Detroit Mercy men's basketball just got hit with the kind of whistle you can't argue: the Titans are out of NCAA postseason contention next season after the program fell short of the Academic Progress Rate benchmark. Athletic director Robert Vowels broke the news in a letter to donors and fans, undercutting a late-season surge that had Detroit Mercy flirting with an NCAA Tournament berth. Head coach Mark Montgomery and his staff now say the focus will shift squarely to academics and player development while the program rides out the ban.

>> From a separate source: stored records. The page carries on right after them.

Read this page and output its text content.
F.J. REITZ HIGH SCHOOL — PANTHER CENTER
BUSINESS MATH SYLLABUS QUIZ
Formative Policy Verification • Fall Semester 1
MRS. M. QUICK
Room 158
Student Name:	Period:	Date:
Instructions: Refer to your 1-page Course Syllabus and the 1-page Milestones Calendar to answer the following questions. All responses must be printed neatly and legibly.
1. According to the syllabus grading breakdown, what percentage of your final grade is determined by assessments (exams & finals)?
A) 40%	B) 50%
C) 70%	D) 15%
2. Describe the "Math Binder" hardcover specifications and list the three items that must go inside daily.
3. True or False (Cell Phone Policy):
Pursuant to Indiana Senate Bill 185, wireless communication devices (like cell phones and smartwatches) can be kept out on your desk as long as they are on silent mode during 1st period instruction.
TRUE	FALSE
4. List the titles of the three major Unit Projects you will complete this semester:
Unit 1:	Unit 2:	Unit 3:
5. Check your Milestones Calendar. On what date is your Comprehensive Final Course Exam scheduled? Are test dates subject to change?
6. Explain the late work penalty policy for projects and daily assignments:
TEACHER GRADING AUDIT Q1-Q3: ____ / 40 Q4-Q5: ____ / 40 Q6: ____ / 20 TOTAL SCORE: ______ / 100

According to The Detroit News, the NCAA is set to roll out its annual APR report on Tuesday and has tagged Detroit Mercy with a one-year postseason suspension to be served in the 2026-27 season. Vowels called the outcome "particularly disappointing" in his letter, noting it lands just weeks after the Titans made a surprise charge all the way to the Horizon League title game.
How APR penalties work
The NCAA's Academic Progress Rate is essentially a long-term report card for each team, tracking academic eligibility and retention on a rolling four-year scale. Programs that dip below the 930 benchmark can be hit with scholarship cuts, reduced practice time or a full-on postseason ban. As the NCAA explains, APR is meant to predict graduation and retention outcomes, and the association can choose from a range of penalties when a team's four-year score falls under the standard.
A familiar sanction
For Detroit Mercy, this is frustrating but not unfamiliar territory. The men's program has been punished for APR problems before, and The Detroit News reports this latest hit is the third academic-related sanction in roughly a decade. The outlet also notes Detroit Mercy and Montgomery recently finalized a contract extension that runs through the 2030-31 season, even as the school was pressing its appeals of the APR ruling.
Roster and next season
The university's roster listings and public statements show several senior leaders and key underclass contributors are still in the fold, and the staff has been leaning hard into academic monitoring in recent months. The team's official site lays out the 2025-26 roster and coaching staff, underscoring that the Titans expect to roll out an experienced group, even if that squad knows from day one it will not be eligible for NCAA postseason play next year. University of Detroit Mercy Athletics
What's next for the program
Detroit Mercy says it already filed appeals and waiver requests, but the NCAA held firm on the sanction. If the program shows clear academic improvement, the association sometimes eases or removes penalties in later reporting cycles, although that is not guaranteed. The school maintains it has new plans in motion to strengthen academic support and keep closer tabs on player retention, and the next APR release will reveal whether those efforts actually move the needle. NCAA
For now, the ban cuts into the momentum of one of the Horizon League's more surprising storylines this season and flips the script in the locker room: instead of talking about March runs, the Titans are being measured in credit hours and retention charts. Fans and donors will be watching closely to see if the recent surge on the court can be matched by steady academic gains when the APR scores are recalculated next year.